(Bloomberg) -- Traders repricing rate-hike bets after the Federal Reserve’s hawkish stance this week are not going far enough, according to bond veteran Said Haidar.

Money market traders have priced in nearly five five full quarter-point hikes this year, up from three in December. Yet investors still sees the funds rate topping out at around 1.75% -- below the Fed’s own projections -- and suggest traders remain reluctant to price in more tightening after being burned on such trades in the past, the global macro hedge fund manager said. 

“If you go in a time machine back to 1985, and you show somebody the current economic conditions, they would say, ‘Wow, the Fed funds rate should be like 7 or 8%’,” the chief investment officer of Haidar Capital Management said in a phone interview. “Maybe we’re only going to get to 4% or something. But we’re going to get more than 1.75%.”

This disconnect with fundamentals -- as Haidar sees it -- captures two of the biggest crosscurrents in markets. U.S. investors are up against the fastest pace of inflation in nearly 40 years, which makes the case for an end to loose financial conditions that were appropriate during the depths of the pandemic. But those looking to bet on a zealous tightening cycle risk getting caught wrong footed, because the recovery could prove less resilient than anticipated.

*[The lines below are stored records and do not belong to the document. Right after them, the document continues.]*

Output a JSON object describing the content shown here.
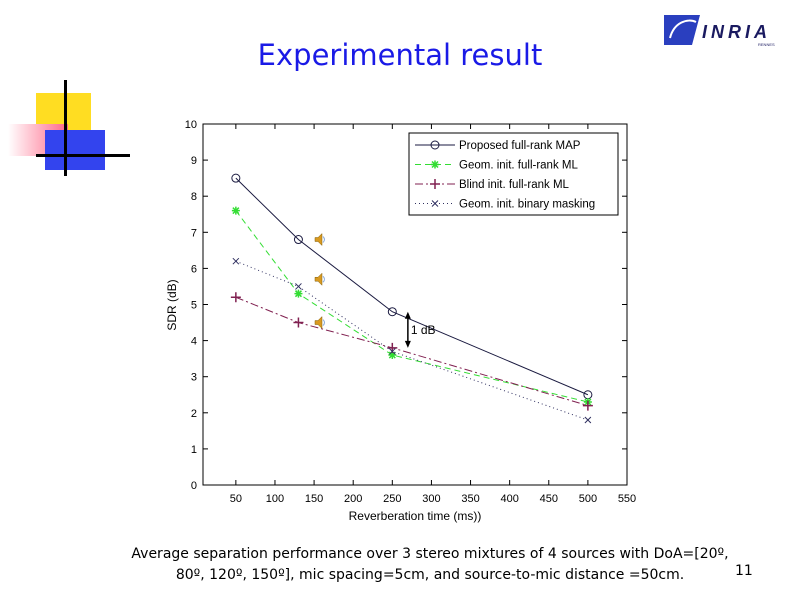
{
  "slide": {
    "title": "Experimental result",
    "page_number": "11",
    "caption_line1": "Average separation performance over 3 stereo mixtures of 4 sources with DoA=[20º,",
    "caption_line2": "80º, 120º, 150º], mic spacing=5cm, and source-to-mic distance =50cm.",
    "logo_text": "INRIA",
    "logo_sub": "RENNES"
  },
  "chart_data": {
    "type": "line",
    "xlabel": "Reverberation time (ms))",
    "ylabel": "SDR (dB)",
    "xlim": [
      8,
      550
    ],
    "ylim": [
      0,
      10
    ],
    "xticks": [
      50,
      100,
      150,
      200,
      250,
      300,
      350,
      400,
      450,
      500,
      550
    ],
    "yticks": [
      0,
      1,
      2,
      3,
      4,
      5,
      6,
      7,
      8,
      9,
      10
    ],
    "x": [
      50,
      130,
      250,
      500
    ],
    "legend_position": "top-right",
    "series": [
      {
        "name": "Proposed full-rank MAP",
        "values": [
          8.5,
          6.8,
          4.8,
          2.5
        ],
        "color": "#1a1a40",
        "marker": "o",
        "dash": ""
      },
      {
        "name": "Geom. init. full-rank ML",
        "values": [
          7.6,
          5.3,
          3.6,
          2.3
        ],
        "color": "#33dd33",
        "marker": "*",
        "dash": "6,4"
      },
      {
        "name": "Blind init. full-rank ML",
        "values": [
          5.2,
          4.5,
          3.8,
          2.2
        ],
        "color": "#802050",
        "marker": "+",
        "dash": "8,3,2,3"
      },
      {
        "name": "Geom. init. binary masking",
        "values": [
          6.2,
          5.5,
          3.7,
          1.8
        ],
        "color": "#303060",
        "marker": "x",
        "dash": "1,3"
      }
    ],
    "annotation": {
      "text": "1 dB",
      "x": 275,
      "y_from": 4.8,
      "y_to": 3.8
    },
    "speaker_icons": [
      {
        "x": 155,
        "y": 6.8
      },
      {
        "x": 155,
        "y": 5.7
      },
      {
        "x": 155,
        "y": 4.5
      }
    ]
  }
}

Signs of unease are already showing up across global rates markets. In the U.S., traders see the policy rate peaking in two years’ time before dipping again. The positioning is more pronounced in the U.K., where rates start falling off in about 18 months’ time. For some, it’s shows the market is beginning to account for a possible policy error that could force central bank to reverse course. 

“People aren’t willing to price these things because since the global financial crisis everyone who went short on the front end lost money,” he said. “You can’t fight the market, you can’t get super short and then have the market rally endlessly on you.” 

Painful incidents included a stop-start hiking cycle in the U.S. between 2015 and 2016, and failed bets on the Bank of England raising rates in 2014. More recently, the BOE foiled traders in its preparation to start tightening, catching the market off-guard after policy makers opted not to raise rates in November. 

Haidar founded Haidar Capital in 1997. He previously worked at Credit Suisse First Boston and Lehman Brothers.